この「浅い呼吸」は、単に身体に十分な酸素が供給されないという問題に留まりません。それは、私たちの心の状態そのものを規定してしまいます。浅い呼吸は、脳に「今は危険な状態だ」「警戒を怠るな」というサインを送り続け、漠然とした不安感や焦燥感、そして集中力の欠如を生み出すのです。私たちが感じる「満たされなさ」や「渇き」の根底には、この慢性的な呼吸不全、つまりプラーナの欠乏状態があるのかもしれません。

消費社会は、この欠乏感をさらに利用します。「何か新しいものを買えば、この不安は埋まるはずだ」「もっと刺激的な体験をすれば、この退屈は紛れるはずだ」と、私たちの意識を常に外側へと向けさせます。私たちは、豊かさを求めて、お金を稼ぎ、モノを買い、情報を集めます。しかし、それらは決して、私たちの存在の根源的な渇きを癒すことはありません。思い出してください。今まで買ってきた数えきれない新しいものたちを。その幸福は今も持続していますか。不安は無くなり、その後は発生しなくなったでしょうか。
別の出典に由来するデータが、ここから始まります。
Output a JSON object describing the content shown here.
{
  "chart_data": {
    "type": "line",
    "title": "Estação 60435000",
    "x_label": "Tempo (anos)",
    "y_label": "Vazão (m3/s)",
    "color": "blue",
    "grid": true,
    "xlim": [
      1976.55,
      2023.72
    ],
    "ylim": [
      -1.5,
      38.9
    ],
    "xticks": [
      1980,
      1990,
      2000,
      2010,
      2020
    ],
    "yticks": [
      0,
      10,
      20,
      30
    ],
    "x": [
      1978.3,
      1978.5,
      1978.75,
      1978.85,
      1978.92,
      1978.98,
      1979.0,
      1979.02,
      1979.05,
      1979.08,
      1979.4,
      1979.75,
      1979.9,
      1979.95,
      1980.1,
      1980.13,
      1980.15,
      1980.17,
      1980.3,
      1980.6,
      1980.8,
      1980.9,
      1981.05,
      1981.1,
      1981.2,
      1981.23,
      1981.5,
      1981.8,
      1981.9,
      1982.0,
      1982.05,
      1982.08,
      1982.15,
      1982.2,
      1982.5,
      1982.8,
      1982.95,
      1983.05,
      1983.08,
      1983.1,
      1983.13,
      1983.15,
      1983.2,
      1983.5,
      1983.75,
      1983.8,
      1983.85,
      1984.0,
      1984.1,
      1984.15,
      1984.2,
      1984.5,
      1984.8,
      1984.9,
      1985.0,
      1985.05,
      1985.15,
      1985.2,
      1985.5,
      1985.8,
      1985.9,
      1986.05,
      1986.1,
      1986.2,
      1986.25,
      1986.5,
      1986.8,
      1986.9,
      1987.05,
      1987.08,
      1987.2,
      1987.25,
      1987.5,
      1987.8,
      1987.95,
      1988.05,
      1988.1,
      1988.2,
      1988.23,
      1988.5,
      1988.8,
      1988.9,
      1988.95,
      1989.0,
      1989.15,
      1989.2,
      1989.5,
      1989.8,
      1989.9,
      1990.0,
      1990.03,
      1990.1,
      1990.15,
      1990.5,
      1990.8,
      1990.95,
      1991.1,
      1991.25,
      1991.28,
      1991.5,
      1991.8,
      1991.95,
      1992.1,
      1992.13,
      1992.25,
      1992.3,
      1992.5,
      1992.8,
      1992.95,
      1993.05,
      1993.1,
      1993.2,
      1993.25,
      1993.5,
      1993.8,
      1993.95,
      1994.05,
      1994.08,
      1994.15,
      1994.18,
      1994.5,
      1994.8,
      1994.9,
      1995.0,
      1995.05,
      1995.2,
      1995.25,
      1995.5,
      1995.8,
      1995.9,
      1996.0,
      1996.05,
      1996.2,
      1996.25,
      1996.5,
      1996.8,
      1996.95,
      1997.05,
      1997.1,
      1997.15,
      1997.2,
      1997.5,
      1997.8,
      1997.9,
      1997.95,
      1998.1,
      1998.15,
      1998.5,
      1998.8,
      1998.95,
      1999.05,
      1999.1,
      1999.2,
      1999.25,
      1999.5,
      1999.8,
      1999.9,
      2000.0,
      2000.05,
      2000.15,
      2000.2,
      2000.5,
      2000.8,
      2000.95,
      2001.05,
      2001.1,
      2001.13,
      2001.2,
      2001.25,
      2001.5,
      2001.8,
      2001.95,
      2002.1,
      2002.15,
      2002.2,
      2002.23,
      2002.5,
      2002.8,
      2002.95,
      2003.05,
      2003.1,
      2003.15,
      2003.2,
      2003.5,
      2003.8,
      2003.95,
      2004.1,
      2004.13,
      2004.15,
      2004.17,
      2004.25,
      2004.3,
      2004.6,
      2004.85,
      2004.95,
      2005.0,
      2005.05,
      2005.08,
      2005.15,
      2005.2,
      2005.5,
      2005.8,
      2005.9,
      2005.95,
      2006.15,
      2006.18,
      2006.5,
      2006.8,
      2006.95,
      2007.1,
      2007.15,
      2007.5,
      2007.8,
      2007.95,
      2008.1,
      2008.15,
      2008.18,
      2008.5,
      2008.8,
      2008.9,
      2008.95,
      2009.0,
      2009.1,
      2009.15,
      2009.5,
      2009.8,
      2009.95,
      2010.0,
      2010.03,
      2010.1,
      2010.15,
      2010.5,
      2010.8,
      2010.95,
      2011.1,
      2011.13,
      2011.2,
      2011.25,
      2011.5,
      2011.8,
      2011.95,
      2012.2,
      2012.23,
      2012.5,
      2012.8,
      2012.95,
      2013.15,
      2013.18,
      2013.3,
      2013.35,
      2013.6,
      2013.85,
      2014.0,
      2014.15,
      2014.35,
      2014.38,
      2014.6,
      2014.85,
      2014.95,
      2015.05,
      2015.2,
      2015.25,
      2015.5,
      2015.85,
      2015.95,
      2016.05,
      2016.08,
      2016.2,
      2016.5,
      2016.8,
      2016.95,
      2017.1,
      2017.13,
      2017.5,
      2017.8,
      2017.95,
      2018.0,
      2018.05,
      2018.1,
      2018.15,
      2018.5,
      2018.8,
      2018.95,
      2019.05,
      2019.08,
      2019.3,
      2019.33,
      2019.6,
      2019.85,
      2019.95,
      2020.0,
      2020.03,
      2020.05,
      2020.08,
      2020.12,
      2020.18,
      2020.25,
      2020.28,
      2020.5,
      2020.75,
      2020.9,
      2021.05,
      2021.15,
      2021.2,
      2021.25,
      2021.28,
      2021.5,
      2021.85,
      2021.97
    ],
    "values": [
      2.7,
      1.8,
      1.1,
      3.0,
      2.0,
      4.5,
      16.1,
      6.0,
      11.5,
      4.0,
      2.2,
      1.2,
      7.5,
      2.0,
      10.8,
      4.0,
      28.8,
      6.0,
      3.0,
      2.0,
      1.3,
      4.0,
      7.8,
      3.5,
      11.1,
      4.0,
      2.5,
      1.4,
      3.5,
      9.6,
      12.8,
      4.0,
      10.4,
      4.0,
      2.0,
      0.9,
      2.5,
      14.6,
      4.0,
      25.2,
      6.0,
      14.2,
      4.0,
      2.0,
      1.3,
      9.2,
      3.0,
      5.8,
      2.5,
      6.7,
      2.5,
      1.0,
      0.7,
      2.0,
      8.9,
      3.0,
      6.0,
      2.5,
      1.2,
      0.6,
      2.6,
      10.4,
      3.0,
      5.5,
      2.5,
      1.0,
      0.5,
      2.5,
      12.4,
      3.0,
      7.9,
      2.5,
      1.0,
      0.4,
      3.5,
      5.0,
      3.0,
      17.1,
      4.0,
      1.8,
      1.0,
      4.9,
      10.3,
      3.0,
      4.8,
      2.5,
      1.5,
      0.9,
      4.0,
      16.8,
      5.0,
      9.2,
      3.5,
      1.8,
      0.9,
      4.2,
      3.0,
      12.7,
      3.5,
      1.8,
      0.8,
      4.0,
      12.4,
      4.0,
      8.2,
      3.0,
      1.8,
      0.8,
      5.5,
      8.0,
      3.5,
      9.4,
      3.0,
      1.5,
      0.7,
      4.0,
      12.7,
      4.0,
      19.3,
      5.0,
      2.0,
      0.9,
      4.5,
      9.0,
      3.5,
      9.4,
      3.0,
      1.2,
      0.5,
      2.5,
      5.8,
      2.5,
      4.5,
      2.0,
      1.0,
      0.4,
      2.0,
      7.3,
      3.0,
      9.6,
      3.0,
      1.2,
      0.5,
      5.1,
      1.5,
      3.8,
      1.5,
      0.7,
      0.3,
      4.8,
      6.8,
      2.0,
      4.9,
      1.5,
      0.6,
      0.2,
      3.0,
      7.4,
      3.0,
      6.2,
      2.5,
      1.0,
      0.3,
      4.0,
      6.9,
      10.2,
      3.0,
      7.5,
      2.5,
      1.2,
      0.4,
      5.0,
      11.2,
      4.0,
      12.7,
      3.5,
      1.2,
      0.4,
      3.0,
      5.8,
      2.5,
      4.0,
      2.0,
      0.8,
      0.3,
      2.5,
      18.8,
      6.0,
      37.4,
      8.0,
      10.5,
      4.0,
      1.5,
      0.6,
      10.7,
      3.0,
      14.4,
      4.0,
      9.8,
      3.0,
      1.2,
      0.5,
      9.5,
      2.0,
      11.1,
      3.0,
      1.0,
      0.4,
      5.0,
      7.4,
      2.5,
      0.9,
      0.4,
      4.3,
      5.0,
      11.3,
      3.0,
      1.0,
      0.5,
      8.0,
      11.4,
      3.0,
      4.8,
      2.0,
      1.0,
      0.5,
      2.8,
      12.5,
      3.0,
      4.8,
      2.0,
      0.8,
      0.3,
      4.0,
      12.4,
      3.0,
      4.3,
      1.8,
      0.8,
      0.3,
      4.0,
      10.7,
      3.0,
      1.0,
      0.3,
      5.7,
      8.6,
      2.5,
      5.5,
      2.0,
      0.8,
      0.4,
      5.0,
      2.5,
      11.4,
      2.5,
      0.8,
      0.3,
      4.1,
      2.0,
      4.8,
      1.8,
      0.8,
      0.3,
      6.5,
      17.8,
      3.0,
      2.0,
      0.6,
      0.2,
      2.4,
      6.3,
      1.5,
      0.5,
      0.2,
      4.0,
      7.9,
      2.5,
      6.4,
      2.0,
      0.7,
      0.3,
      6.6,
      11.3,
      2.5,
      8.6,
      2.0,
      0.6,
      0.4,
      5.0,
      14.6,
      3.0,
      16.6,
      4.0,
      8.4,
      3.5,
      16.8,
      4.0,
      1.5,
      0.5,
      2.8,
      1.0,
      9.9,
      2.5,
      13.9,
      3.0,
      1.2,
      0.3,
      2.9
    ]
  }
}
プラーナーヤーマは、この悪循環を断ち切るための、最も直接的なアプローチを提示します。それは、「豊かさは、外側に探し求めるものではなく、すでにあなたの内側に存在している」という、コペルニクス的な転回を促すのです。

呼吸は、その最も象徴的な例です。呼吸をするために、私たちはお金を支払う必要はありません。特別な資格も、才能も不要です。それは、この世に生を受けた全ての生命に、無条件で、平等に与えられています。私たちは、ただの一度も呼吸を「所有」したことはありません。吸う息は宇宙からの贈り物であり、吐く息は宇宙への返礼です。私たちは、この呼吸の絶え間ない流れの中に、生かされている存在なのです。

この事実に、身体感覚を通して深く気づくこと。それが、ヨガ哲学における「サントーシャ(知足)」、つまり「足るを知る」という智慧の本質です。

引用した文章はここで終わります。